The test uses mass spectrometry on blood samples to detect the presence of two forms of the beta-amyloid protein: beta-amyloid 42 and beta-amyloid 40. When beta-amyloid deposits in the brain start to build up, the ratio between the two forms of the protein goes down. The blood test can detect this change.
The study involved 158 adults who were at least 50 years old, and all but 10 had normal cognitive function. For the study, each person had a blood test and underwent a PET brain scan. The team classified each test as either amyloid positive or amyloid negative, and 88% of the time, the results agreed with each other.
The study authors wanted to see if they could refine these results, however, and improve the blood test's accuracy.
They looked at major Alzheimer's risk factors, including age, a specific genetic variant, and biological sex. While the latter did not affect the accuracy of the results, the other two factors significantly improved it.
When the team took age and the genetic variant into account alongside the blood test results, accuracy climbed to 94%.
Importantly, the researchers initially flagged some participants' blood test results as false positives because their PET scans were negative, and so the results did not match.
When the researchers followed up a few years later, however, they found that some of these individuals had since had positive test results on later brain scans.
This finding suggests that some of the early blood tests were more sensitive than the brain scans in detecting the disease in its very early stages.
Alzheimer's disease is an irreversible and progressive brain disorder that causes memory problems, which become severe over time. A gradual reduction in thinking skills usually accompanies this symptom.
People with the disease eventually lose the ability to perform their daily tasks, and Alzheimer's currently ranks as the sixth leading cause of death in the United States.
Alzheimer's disease develops as a result of progressive changes in the brain. Before noticeable symptoms appear, a buildup of proteins creates amyloid plaques and tau tangles, both of which lead to serious issues for neurons.
Slowly, these brain cells lose connections with each other and eventually die.

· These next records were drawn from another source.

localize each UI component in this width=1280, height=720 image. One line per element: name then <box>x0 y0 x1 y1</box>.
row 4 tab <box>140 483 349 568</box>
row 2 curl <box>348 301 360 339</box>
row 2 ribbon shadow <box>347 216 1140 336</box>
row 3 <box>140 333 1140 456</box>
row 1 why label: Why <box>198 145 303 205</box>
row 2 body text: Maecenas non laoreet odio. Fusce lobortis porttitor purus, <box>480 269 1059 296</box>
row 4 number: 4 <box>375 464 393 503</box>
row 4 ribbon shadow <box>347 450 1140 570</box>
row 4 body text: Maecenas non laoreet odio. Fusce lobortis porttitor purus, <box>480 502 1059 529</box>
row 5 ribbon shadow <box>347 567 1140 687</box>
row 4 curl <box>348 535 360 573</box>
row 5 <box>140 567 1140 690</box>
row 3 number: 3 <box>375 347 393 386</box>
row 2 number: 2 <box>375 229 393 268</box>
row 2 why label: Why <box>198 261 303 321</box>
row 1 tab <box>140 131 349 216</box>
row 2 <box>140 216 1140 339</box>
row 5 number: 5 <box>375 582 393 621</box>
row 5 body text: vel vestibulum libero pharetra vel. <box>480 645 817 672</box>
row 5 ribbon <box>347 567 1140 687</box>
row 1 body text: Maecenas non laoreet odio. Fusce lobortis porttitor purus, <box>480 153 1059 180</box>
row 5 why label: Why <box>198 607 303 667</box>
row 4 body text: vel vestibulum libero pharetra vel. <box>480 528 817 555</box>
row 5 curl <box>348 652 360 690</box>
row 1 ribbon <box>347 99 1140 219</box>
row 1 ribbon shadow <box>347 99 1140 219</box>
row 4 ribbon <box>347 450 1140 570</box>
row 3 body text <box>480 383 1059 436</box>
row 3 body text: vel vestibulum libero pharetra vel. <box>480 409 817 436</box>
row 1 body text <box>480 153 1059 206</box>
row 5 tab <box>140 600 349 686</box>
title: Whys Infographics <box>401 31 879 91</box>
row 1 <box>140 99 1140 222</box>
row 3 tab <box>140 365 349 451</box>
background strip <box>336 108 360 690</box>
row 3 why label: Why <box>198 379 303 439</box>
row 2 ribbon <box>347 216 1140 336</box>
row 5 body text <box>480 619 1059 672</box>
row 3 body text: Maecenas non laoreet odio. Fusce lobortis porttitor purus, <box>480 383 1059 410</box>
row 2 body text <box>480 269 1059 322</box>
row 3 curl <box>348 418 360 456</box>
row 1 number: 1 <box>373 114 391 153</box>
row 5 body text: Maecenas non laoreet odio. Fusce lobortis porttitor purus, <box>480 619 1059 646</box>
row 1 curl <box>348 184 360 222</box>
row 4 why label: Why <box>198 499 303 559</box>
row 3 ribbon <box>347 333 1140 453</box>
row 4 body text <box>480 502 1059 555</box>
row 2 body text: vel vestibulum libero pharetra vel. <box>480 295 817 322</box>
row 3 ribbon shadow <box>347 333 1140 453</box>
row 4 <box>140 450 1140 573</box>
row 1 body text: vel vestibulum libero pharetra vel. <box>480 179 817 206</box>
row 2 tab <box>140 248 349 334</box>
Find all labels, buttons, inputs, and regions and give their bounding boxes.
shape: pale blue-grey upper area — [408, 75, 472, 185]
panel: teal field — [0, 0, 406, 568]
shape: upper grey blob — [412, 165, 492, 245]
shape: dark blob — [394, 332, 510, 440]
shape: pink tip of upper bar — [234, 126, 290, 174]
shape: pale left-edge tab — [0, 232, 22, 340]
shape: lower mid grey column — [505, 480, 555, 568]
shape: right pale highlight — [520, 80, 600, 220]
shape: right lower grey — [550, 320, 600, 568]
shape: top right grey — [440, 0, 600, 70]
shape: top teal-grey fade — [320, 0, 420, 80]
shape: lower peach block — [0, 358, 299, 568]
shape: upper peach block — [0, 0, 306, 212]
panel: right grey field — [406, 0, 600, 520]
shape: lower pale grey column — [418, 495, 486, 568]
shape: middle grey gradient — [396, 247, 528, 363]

Early symptoms of Alzheimer's include memory problems that begin to interfere with normal function. Sometimes, those with early Alzheimer's also have movement difficulties and an altered sense of smell.
As the disease progresses, memory problems become more severe. In addition, a person's cognitive decline can result in them getting lost, losing the ability to handle money, and having personality and behavior changes.
Treatment aims to maintain mental function and manage behavior, but there is ongoing research into better treatments that can slow down the progression of the disease more effectively.
Early detection is also crucial, as the outcome is often much better for people who receive early treatment.
"Right now we screen people for clinical trials with brain scans, which is time consuming and expensive, and enrolling participants takes years," says senior author Dr. Randall J. Bateman, the Charles F. and Joanne Knight Distinguished Professor of Neurology at WUSTL.
"But with a blood test, we could potentially screen thousands of people a month. That means we can more efficiently enroll participants in clinical trials, which will help us find treatments faster and could have an enormous impact on the cost of the disease, as well as the human suffering that goes with it."